Cambria County Reentry Service Center recently celebrated its 5-year anniversary with an open house for local law enforcement and corrections officials. The center opened in 2012, and since then, more than 300 participants have successfully completed the program.
Currently, the program serves 72 participants who are referred from county probation, state parole or the judiciary.
“We’re proud to have hit the five-year mark serving the local community,” Julie Boring, program manager, said of the anniversary. “It’s rewarding to work with local correctional officials and help individuals make the most of a second chance to regain their footing in the community.”
The center provides a structured combination of cognitive behavioral treatment, training, case management and community connections to help participants break the cycle of recidivism. The center also helps participants focus on independent life in the community with employment skills and connections to local educational opportunities.
A reporter from the local newspaper, the Tribune-Democrat, attended the open house and wrote a feature on the event.
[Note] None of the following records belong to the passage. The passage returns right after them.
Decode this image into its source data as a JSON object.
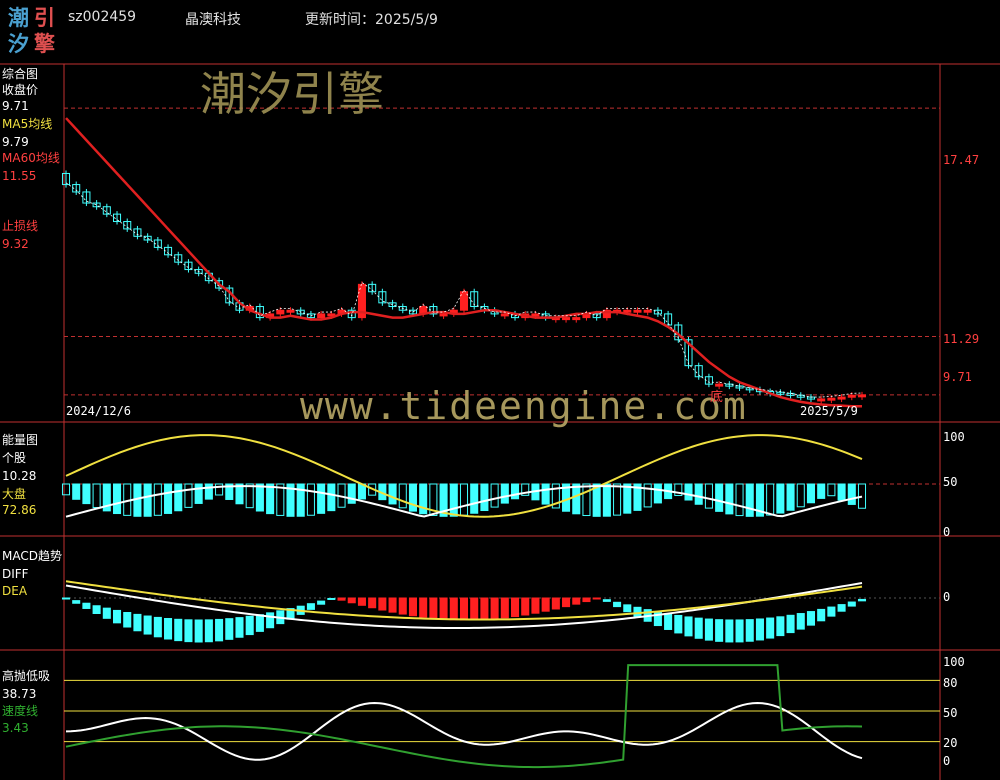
{
  "header": {
    "logo_chars": [
      "潮",
      "引",
      "汐",
      "擎"
    ],
    "code": "sz002459",
    "name": "晶澳科技",
    "updated": "更新时间：2025/5/9"
  },
  "watermarks": {
    "cn": "潮汐引擎",
    "url": "www.tideengine.com"
  },
  "colors": {
    "bg": "#000000",
    "grid": "#c03030",
    "up": "#ff2020",
    "down": "#40ffff",
    "ma5": "#ffffff",
    "ma60": "#e02020",
    "yellow": "#f0e040",
    "green": "#30a030"
  },
  "panel1": {
    "title": "综合图",
    "items": [
      {
        "label": "收盘价",
        "value": "9.71"
      },
      {
        "label": "MA5均线",
        "value": "9.79"
      },
      {
        "label": "MA60均线",
        "value": "11.55"
      },
      {
        "label": "止损线",
        "value": "9.32"
      }
    ],
    "axis_labels": [
      "17.47",
      "11.29",
      "9.71"
    ],
    "date_start": "2024/12/6",
    "date_end": "2025/5/9",
    "marker": "底"
  },
  "panel2": {
    "title": "能量图",
    "items": [
      {
        "label": "个股",
        "value": "10.28"
      },
      {
        "label": "大盘",
        "value": "72.86"
      }
    ],
    "axis_labels": [
      "100",
      "50",
      "0"
    ]
  },
  "panel3": {
    "title": "MACD趋势",
    "items": [
      {
        "label": "DIFF"
      },
      {
        "label": "DEA"
      }
    ],
    "axis_labels": [
      "0"
    ]
  },
  "panel4": {
    "title": "高抛低吸",
    "items": [
      {
        "label": "",
        "value": "38.73"
      },
      {
        "label": "速度线",
        "value": "3.43"
      }
    ],
    "axis_labels": [
      "100",
      "80",
      "50",
      "20",
      "0"
    ]
  },
  "chart_data": [
    {
      "type": "candlestick",
      "ylim": [
        9.3,
        18.5
      ],
      "reference_lines": [
        17.47,
        11.29,
        9.71
      ],
      "close": [
        15.4,
        15.2,
        14.9,
        14.8,
        14.6,
        14.4,
        14.2,
        14.0,
        13.9,
        13.7,
        13.5,
        13.3,
        13.1,
        13.0,
        12.8,
        12.6,
        12.2,
        12.0,
        12.1,
        11.8,
        11.9,
        12.0,
        12.0,
        11.9,
        11.8,
        11.9,
        11.9,
        12.0,
        11.8,
        12.7,
        12.5,
        12.2,
        12.1,
        12.0,
        11.9,
        12.1,
        11.9,
        11.9,
        12.0,
        12.5,
        12.1,
        12.0,
        11.9,
        11.9,
        11.8,
        11.9,
        11.9,
        11.8,
        11.8,
        11.8,
        11.8,
        11.9,
        11.8,
        12.0,
        12.0,
        12.0,
        12.0,
        12.0,
        11.9,
        11.6,
        11.2,
        10.5,
        10.2,
        10.0,
        10.0,
        9.95,
        9.9,
        9.85,
        9.8,
        9.78,
        9.75,
        9.7,
        9.65,
        9.6,
        9.6,
        9.62,
        9.65,
        9.7,
        9.71
      ],
      "ma60": [
        17.2,
        16.9,
        16.6,
        16.3,
        16.0,
        15.7,
        15.4,
        15.1,
        14.8,
        14.5,
        14.2,
        13.9,
        13.6,
        13.3,
        13.0,
        12.7,
        12.5,
        12.2,
        12.0,
        11.9,
        11.8,
        11.8,
        11.85,
        11.8,
        11.75,
        11.75,
        11.8,
        11.9,
        11.95,
        11.95,
        11.9,
        11.85,
        11.8,
        11.8,
        11.85,
        11.9,
        11.95,
        11.95,
        11.9,
        11.9,
        11.95,
        12.0,
        12.0,
        11.95,
        11.9,
        11.85,
        11.8,
        11.8,
        11.8,
        11.85,
        11.9,
        11.9,
        11.95,
        11.95,
        11.95,
        11.9,
        11.85,
        11.8,
        11.7,
        11.55,
        11.35,
        11.1,
        10.85,
        10.6,
        10.4,
        10.2,
        10.05,
        9.95,
        9.85,
        9.75,
        9.65,
        9.58,
        9.52,
        9.48,
        9.45,
        9.43,
        9.42,
        9.4,
        9.4
      ]
    },
    {
      "type": "bar+line",
      "ylim": [
        0,
        100
      ],
      "series": [
        {
          "name": "个股"
        },
        {
          "name": "大盘"
        }
      ]
    },
    {
      "type": "bar+line",
      "series": [
        {
          "name": "DIFF"
        },
        {
          "name": "DEA"
        }
      ]
    },
    {
      "type": "line",
      "ylim": [
        0,
        100
      ],
      "reference_lines": [
        80,
        50,
        20
      ]
    }
  ]
}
As noted in the article, each participant, upon entering the program, is assessed to evaluate their needs before determining which classes, treatment or counseling can help them move forward.
Kirsten Gamber, former director of the center and now the county’s chief of adult probation, told the paper that the center is a “one-stop shop” for resources offenders may need, from mental health treatment to job search assistance to drug and alcohol counseling.
The success of the center was chronicled in a previous Tribune-Democrat story. A study found that an average person entering Cambria County’s program had a 78.3 percent chance of reoffending, while that number reduced to 45 percent after completion of the day-reporting program.